Noventa y ocho días
"I've been writing you a letter in my head for months with no reply.
When did your interest in me die?"
When did your interest in me die?"
(Levesque, Teves, Pasquale, Pereira y Reilly)
Era una tarde de setiembre u octubre del año pasado. El clima era presagio, el sol se vislumbraba, pero el frío y la humedad abrumaba. Eran días de matices contradictorios: sol y frío, juventud y nostalgia, comedia y tragedia.
En el espacio que recorre entre la Facultad de Estudios Generales y la Facultad de Educación se encuentra un área verde que disfrutan los estudiantes aplicados, los drogadictos de alta alcurnia y las parejas embelesadas.
Una de esas parejas llegó y el lugar estaba disponible, con pocas personas, justo para una dosis moderada de desinhibición. Ella era una chica radiante, verdaderamente preciosa, de estilizada silueta y encantadora delicadeza; él un muchacho sin mayores atributos. Él la miraba con los ojos brillosos llenos de alegría, la tocaba con delicadeza, como quien quiere percibir el terciopelo de un pétalo; la escuchaba como quien escucha Nocturno Opus número dos de Chopin. “¡Oh, si al menos hablara más!”, se preguntaba el muchacho.
Ella no llevaba un vestido -de esos que lo enamoraban cada vez más- llevaba ropa cómoda, una camisa de tela ligera rojiza con diminutos lunares blancos, un pantalón de mezclilla celeste y zapatos cómodos cerrados. Pero a él eso no le inmutó, era como si lo llevase, hizo el mismo efecto.
Se recostaron bajo un árbol altivo, él la apretaba contra su cuerpo, tomaba y estrechaba sus manos, pretendiendo cuidarlas del frío. Se besaban, apasionadamente, de esa forma única que tienen los universitarios: más experiencia que la adolescencia, pero con el ímpetu que no tienen los besos añejos de adultos. Unos besos con lascivia impúdica, otros besos con ternura sublime, pero, sin duda, besos llenos de amor (al menos eso creía él).
Pasado un largo rato en el que se mofaban o preocupaban, entre besos, de los deberes y compromisos que posponían e incumplían en ese lugar. Conversaron, como conversan las parejas condenadas:
— Cumplo años el seis de marzo, para mí eso casi nunca significa nada, más bien suelen ser días pésimos, mi familia me suele hacer una comida sencillita, mis amigos suelen tomarse el tiempo de celebrármelo, y yo agradezco ambos gestos, pero, cuando uno es pobre, le pierde la gracia a los cumpleaños, de niño nunca llenaron las expectativas, pero ahora... ¡tengo todos los regalos de cumpleaños de mi vida por adelantado! ¡Sos vos! — Le dijo entusiasmado, ansioso y con la inocencia de quien no sabe de la labia en sus palabras.

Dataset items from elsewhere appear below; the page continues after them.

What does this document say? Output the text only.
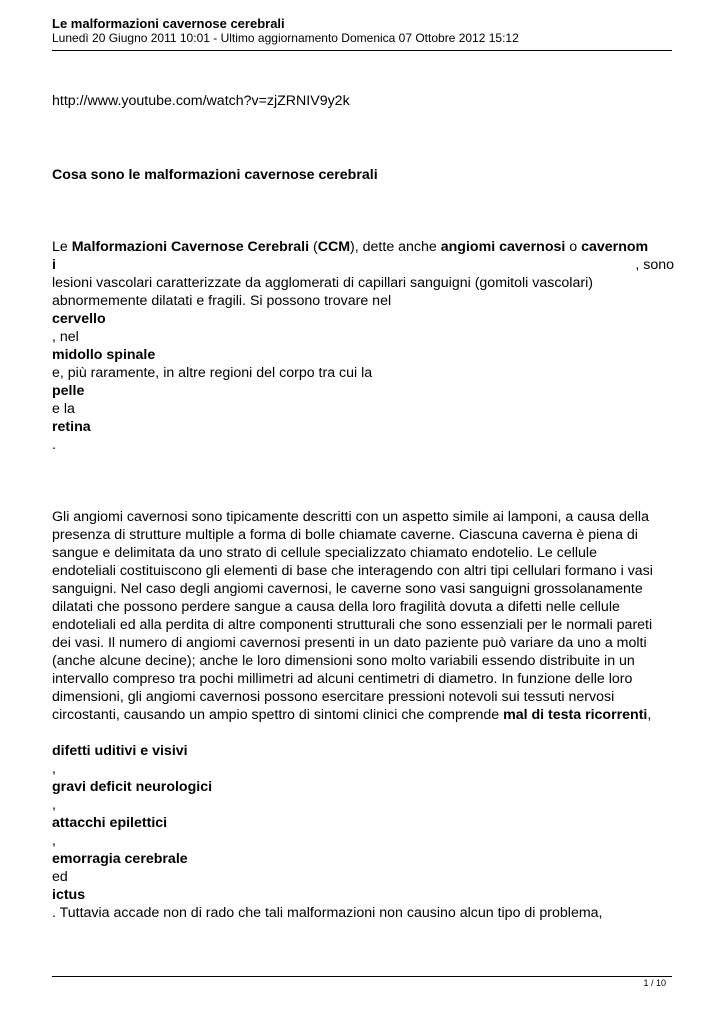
Le malformazioni cavernose cerebrali
Lunedì 20 Giugno 2011 10:01 - Ultimo aggiornamento Domenica 07 Ottobre 2012 15:12
http://www.youtube.com/watch?v=zjZRNIV9y2k
Cosa sono le malformazioni cavernose cerebrali
Le Malformazioni Cavernose Cerebrali (CCM), dette anche angiomi cavernosi o cavernom
i	, sono
lesioni vascolari caratterizzate da agglomerati di capillari sanguigni (gomitoli vascolari)
abnormemente dilatati e fragili. Si possono trovare nel
cervello
, nel
midollo spinale
e, più raramente, in altre regioni del corpo tra cui la
pelle
e la
retina
.
Gli angiomi cavernosi sono tipicamente descritti con un aspetto simile ai lamponi, a causa della
presenza di strutture multiple a forma di bolle chiamate caverne. Ciascuna caverna è piena di
sangue e delimitata da uno strato di cellule specializzato chiamato endotelio. Le cellule
endoteliali costituiscono gli elementi di base che interagendo con altri tipi cellulari formano i vasi
sanguigni. Nel caso degli angiomi cavernosi, le caverne sono vasi sanguigni grossolanamente
dilatati che possono perdere sangue a causa della loro fragilità dovuta a difetti nelle cellule
endoteliali ed alla perdita di altre componenti strutturali che sono essenziali per le normali pareti
dei vasi. Il numero di angiomi cavernosi presenti in un dato paziente può variare da uno a molti
(anche alcune decine); anche le loro dimensioni sono molto variabili essendo distribuite in un
intervallo compreso tra pochi millimetri ad alcuni centimetri di diametro. In funzione delle loro
dimensioni, gli angiomi cavernosi possono esercitare pressioni notevoli sui tessuti nervosi
circostanti, causando un ampio spettro di sintomi clinici che comprende mal di testa ricorrenti,
difetti uditivi e visivi
,
gravi deficit neurologici
,
attacchi epilettici
,
emorragia cerebrale
ed
ictus
. Tuttavia accade non di rado che tali malformazioni non causino alcun tipo di problema,
1 / 10
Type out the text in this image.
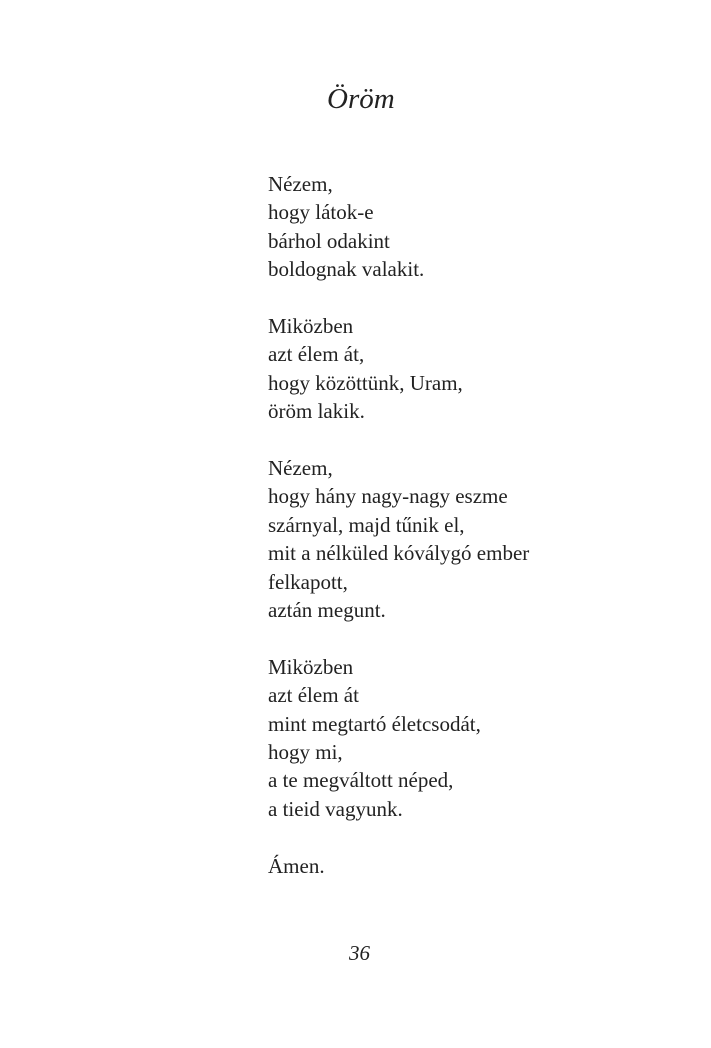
Öröm
Nézem,
hogy látok-e
bárhol odakint
boldognak valakit.
Miközben
azt élem át,
hogy közöttünk, Uram,
öröm lakik.
Nézem,
hogy hány nagy-nagy eszme
szárnyal, majd tűnik el,
mit a nélküled kóválygó ember
felkapott,
aztán megunt.
Miközben
azt élem át
mint megtartó életcsodát,
hogy mi,
a te megváltott néped,
a tieid vagyunk.
Ámen.
36
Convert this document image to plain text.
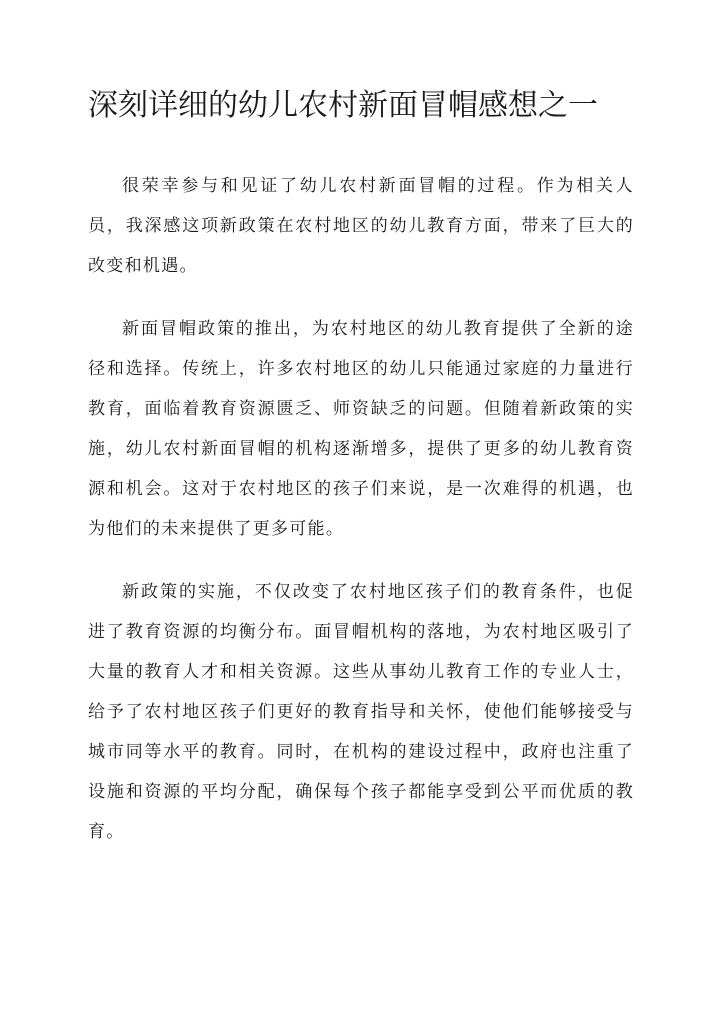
深刻详细的幼儿农村新面冒帽感想之一

很荣幸参与和见证了幼儿农村新面冒帽的过程。作为相关人员，我深感这项新政策在农村地区的幼儿教育方面，带来了巨大的改变和机遇。

新面冒帽政策的推出，为农村地区的幼儿教育提供了全新的途径和选择。传统上，许多农村地区的幼儿只能通过家庭的力量进行教育，面临着教育资源匮乏、师资缺乏的问题。但随着新政策的实施，幼儿农村新面冒帽的机构逐渐增多，提供了更多的幼儿教育资源和机会。这对于农村地区的孩子们来说，是一次难得的机遇，也为他们的未来提供了更多可能。

新政策的实施，不仅改变了农村地区孩子们的教育条件，也促进了教育资源的均衡分布。面冒帽机构的落地，为农村地区吸引了大量的教育人才和相关资源。这些从事幼儿教育工作的专业人士，给予了农村地区孩子们更好的教育指导和关怀，使他们能够接受与城市同等水平的教育。同时，在机构的建设过程中，政府也注重了设施和资源的平均分配，确保每个孩子都能享受到公平而优质的教育。
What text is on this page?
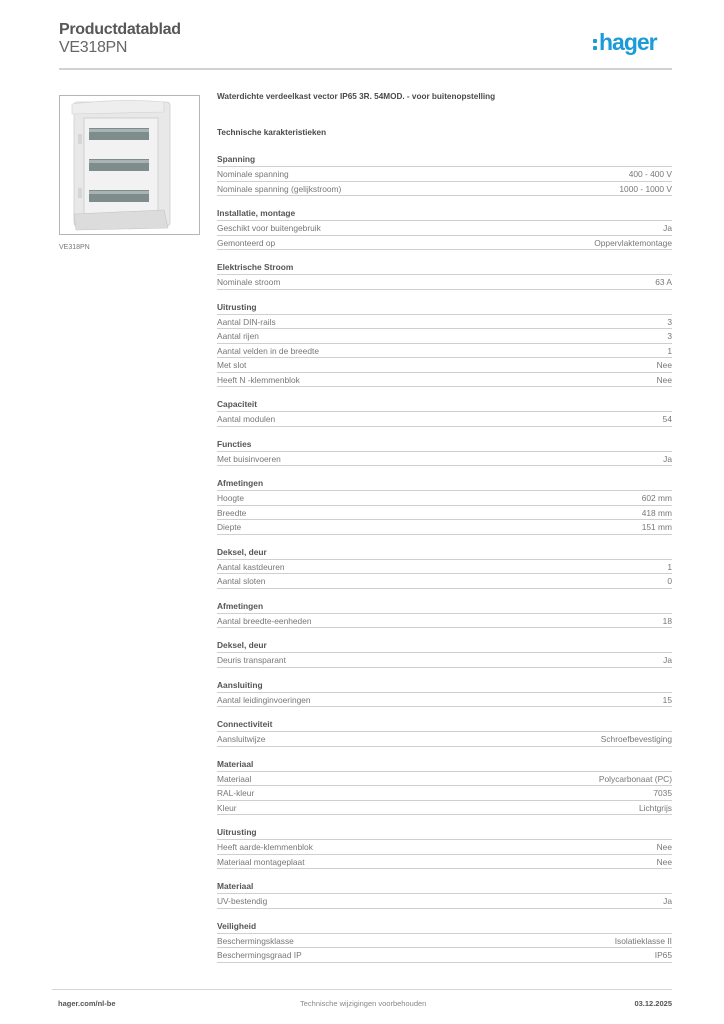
Productdatablad
VE318PN	hager
VE318PN
Waterdichte verdeelkast vector IP65 3R. 54MOD. - voor buitenopstelling
Technische karakteristieken
Spanning
Nominale spanning	400 - 400 V
Nominale spanning (gelijkstroom)	1000 - 1000 V
Installatie, montage
Geschikt voor buitengebruik	Ja
Gemonteerd op	Oppervlaktemontage
Elektrische Stroom
Nominale stroom	63 A
Uitrusting
Aantal DIN-rails	3
Aantal rijen	3
Aantal velden in de breedte	1
Met slot	Nee
Heeft N -klemmenblok	Nee
Capaciteit
Aantal modulen	54
Functies
Met buisinvoeren	Ja
Afmetingen
Hoogte	602 mm
Breedte	418 mm
Diepte	151 mm
Deksel, deur
Aantal kastdeuren	1
Aantal sloten	0
Afmetingen
Aantal breedte-eenheden	18
Deksel, deur
Deuris transparant	Ja
Aansluiting
Aantal leidinginvoeringen	15
Connectiviteit
Aansluitwijze	Schroefbevestiging
Materiaal
Materiaal	Polycarbonaat (PC)
RAL-kleur	7035
Kleur	Lichtgrijs
Uitrusting
Heeft aarde-klemmenblok	Nee
Materiaal montageplaat	Nee
Materiaal
UV-bestendig	Ja
Veiligheid
Beschermingsklasse	Isolatieklasse II
Beschermingsgraad IP	IP65
hager.com/nl-be	Technische wijzigingen voorbehouden	03.12.2025
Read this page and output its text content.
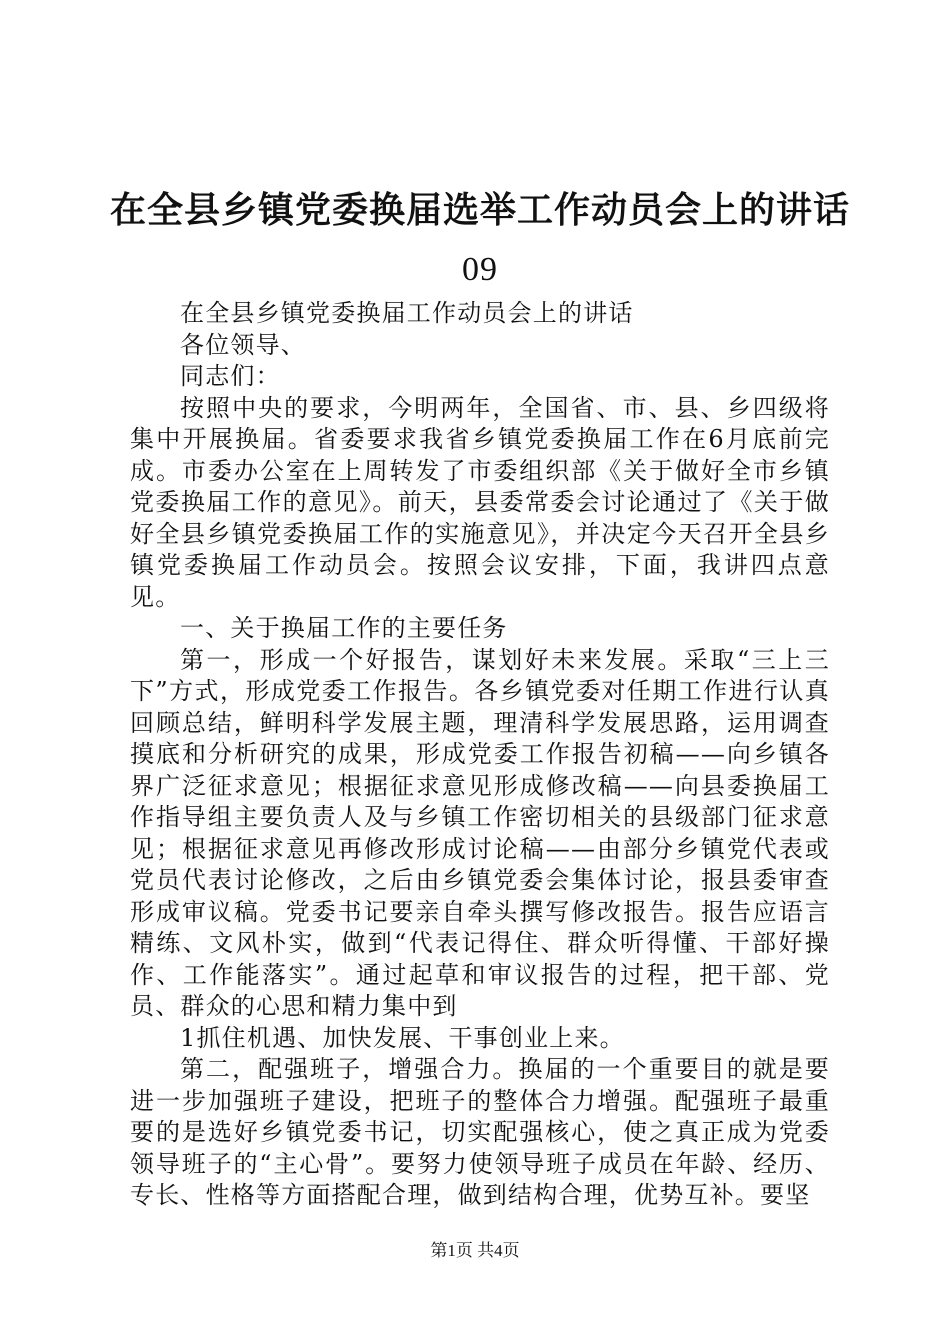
在全县乡镇党委换届选举工作动员会上的讲话
09

在全县乡镇党委换届工作动员会上的讲话

各位领导、

同志们：

按照中央的要求，今明两年，全国省、市、县、乡四级将集中开展换届。省委要求我省乡镇党委换届工作在6月底前完成。市委办公室在上周转发了市委组织部《关于做好全市乡镇党委换届工作的意见》。前天，县委常委会讨论通过了《关于做好全县乡镇党委换届工作的实施意见》，并决定今天召开全县乡镇党委换届工作动员会。按照会议安排，下面，我讲四点意见。

一、关于换届工作的主要任务

第一，形成一个好报告，谋划好未来发展。采取“三上三下”方式，形成党委工作报告。各乡镇党委对任期工作进行认真回顾总结，鲜明科学发展主题，理清科学发展思路，运用调查摸底和分析研究的成果，形成党委工作报告初稿——向乡镇各界广泛征求意见；根据征求意见形成修改稿——向县委换届工作指导组主要负责人及与乡镇工作密切相关的县级部门征求意见；根据征求意见再修改形成讨论稿——由部分乡镇党代表或党员代表讨论修改，之后由乡镇党委会集体讨论，报县委审查形成审议稿。党委书记要亲自牵头撰写修改报告。报告应语言精练、文风朴实，做到“代表记得住、群众听得懂、干部好操作、工作能落实”。通过起草和审议报告的过程，把干部、党员、群众的心思和精力集中到

1抓住机遇、加快发展、干事创业上来。

第二，配强班子，增强合力。换届的一个重要目的就是要进一步加强班子建设，把班子的整体合力增强。配强班子最重要的是选好乡镇党委书记，切实配强核心，使之真正成为党委领导班子的“主心骨”。要努力使领导班子成员在年龄、经历、专长、性格等方面搭配合理，做到结构合理，优势互补。要坚

第1页 共4页
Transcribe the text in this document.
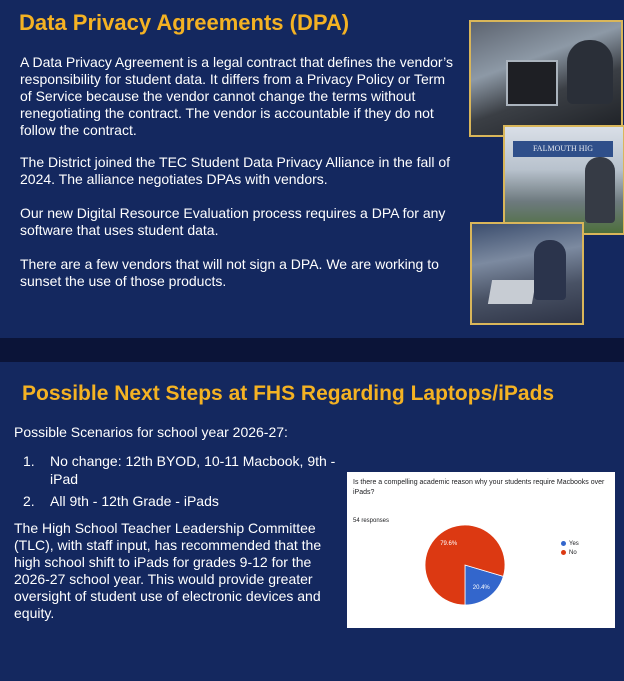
Data Privacy Agreements (DPA)
A Data Privacy Agreement is a legal contract that defines the vendor’s responsibility for student data. It differs from a Privacy Policy or Term of Service because the vendor cannot change the terms without renegotiating the contract. The vendor is accountable if they do not follow the contract.
The District joined the TEC Student Data Privacy Alliance in the fall of 2024. The alliance negotiates DPAs with vendors.
Our new Digital Resource Evaluation process requires a DPA for any software that uses student data.
There are a few vendors that will not sign a DPA. We are working to sunset the use of those products.
FALMOUTH HIG
Possible Next Steps at FHS Regarding Laptops/iPads
Possible Scenarios for school year 2026-27:
1. No change: 12th BYOD, 10-11 Macbook, 9th - iPad
2. All 9th - 12th Grade - iPads
The High School Teacher Leadership Committee (TLC), with staff input, has recommended that the high school shift to iPads for grades 9-12 for the 2026-27 school year. This would provide greater oversight of student use of electronic devices and equity.
Is there a compelling academic reason why your students require Macbooks over iPads?
54 responses
20.4%
79.6%	Yes
No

En uno de tantos monólogos de su parte, por cierto.
— ¡Ay! -exclamó ella en respuesta, con esa onomatopeya de pesar, dolor y lástima.
— ¿Qué pasa? ¿Dije algo inapropiado? — preguntó el inseguro muchacho con temor de imprudencia.
— No, es que... sólo... ¡me gustaría estar ahí!
— Claro que podés estar ahí, ¡me encantaría! Estemos o no juntos — respondió rebosante de ingenuidad.
¡Pobre muchacho! No tenía idea de lo que se venía para él, no tenía idea de lo que significaban los silencios de la dulce niña que besaba. Sería mentir negar que desde la última vez que la vio la echó de menos con nostalgia, porque así fue, cada uno de los días, sin excepción, fueron muchos de esos días que la lloró en su cama, al acostarse o levantarse. Aún lo sigue haciendo.
La última vez que la vio fue hace noventa y ocho días, ella cumplía años.